Anche fra i giornalisti «sovvenzionati fissi» si trovano nomi di rilievo come Emanuele Bonfiglio, Felice Chilanti, Ivon de Begnac, Ernesto De Marzio, Giulio Evola, Ugo Indrio, Oreste Mosca, Giovanni Preziosi, Stanis Ruinas, Emilio Settimelli, Edgardo Sulis, Ruggero Zangrandi. E quella dei giornalisti, anzi, è la categoria percentualmente «più pagata» dell’universo culturale del regime. Non mancano neppure, nella lista, esponenti dello spettacolo come il regista Enrico Fulchignoni, l’attrice Irma Grammatica, i musicisti Pietro Mascagni e Onesto Murolo. Se si passa, poi, agli elenchi relativi alle sovvenzioni occasionali, si ritrova gran parte dell’intellettualità italiana del tempo, da Goffredo Bellonci a Sem Benelli, da Romano Bilenchi a Vitaliano Brancati, da Achille Campanile a Lucio d’Ambra, da Libero de Libero a Curzio Malaparte, da F. T. Marinetti a Salvatore Quasimodo da Ottone Rosai a Sante Monachesi, da Francesca Bestini a Paola Borboni.

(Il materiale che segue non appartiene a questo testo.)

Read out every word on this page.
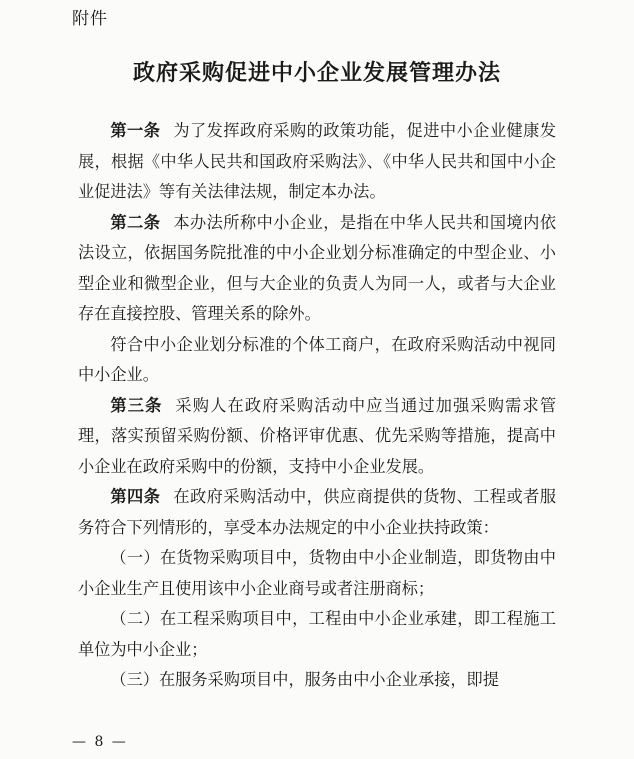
附件
政府采购促进中小企业发展管理办法

第一条 为了发挥政府采购的政策功能，促进中小企业健康发展，根据《中华人民共和国政府采购法》、《中华人民共和国中小企业促进法》等有关法律法规，制定本办法。

第二条 本办法所称中小企业，是指在中华人民共和国境内依法设立，依据国务院批准的中小企业划分标准确定的中型企业、小型企业和微型企业，但与大企业的负责人为同一人，或者与大企业存在直接控股、管理关系的除外。

符合中小企业划分标准的个体工商户，在政府采购活动中视同中小企业。

第三条 采购人在政府采购活动中应当通过加强采购需求管理，落实预留采购份额、价格评审优惠、优先采购等措施，提高中小企业在政府采购中的份额，支持中小企业发展。

第四条 在政府采购活动中，供应商提供的货物、工程或者服务符合下列情形的，享受本办法规定的中小企业扶持政策：

（一）在货物采购项目中，货物由中小企业制造，即货物由中小企业生产且使用该中小企业商号或者注册商标；

（二）在工程采购项目中，工程由中小企业承建，即工程施工单位为中小企业；

（三）在服务采购项目中，服务由中小企业承接，即提

— 8 —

Lo studio dei finanziamenti elargiti dal fascismo agli intellettuali è illuminante non solo per comprendere - come è negli intendimenti dell’autore - il funzionamento della «macchina del consenso», ma anche per capire le biografie individuali e per cercare di spiegare i motivi per i quali molti intellettuali, che nel dopoguerra si sarebbero trovati su posizioni politiche diverse, si lasciarono sedurre dalle sirene del regime. In proposito, uno dei più grandi giornalisti del Novecento, Giovanni Ansaldo, che, dopo essere stato antifascista avrebbe diretto il quotidiano della famiglia Ciano e nel dopoguerra Il Mattino di Napoli, in un gustoso articolo, pubblicato sotto pseudonimo nel marzo 1948, spiegò, cinicamente ma verosmilmente, il rapporto tra Mussolini e gli intellettuali sostenendo che gli artisti hanno sempre avuto nostalgia delle carezze degli uomini di governo. E di Ansaldo - il cui nome non è in alcuna delle liste di percettori di finanziamenti o sovvenzioni - Mussolini disse che era uno dei pochi giornalisti italiani con i quali fosse possibile «discutere di cultura del fascismo» e che, in un panorama affollato di persone che dicono sempre «sì!», quest’uomo - che pure faceva «sforzi eroici per sentirsi fascista» e membro del partito cui era stato iscritto d’autorità da Ciano per affidargli la direzione di Il Telegrafo - era persino capace di dire «no!». Che è un riconoscimento non da poco.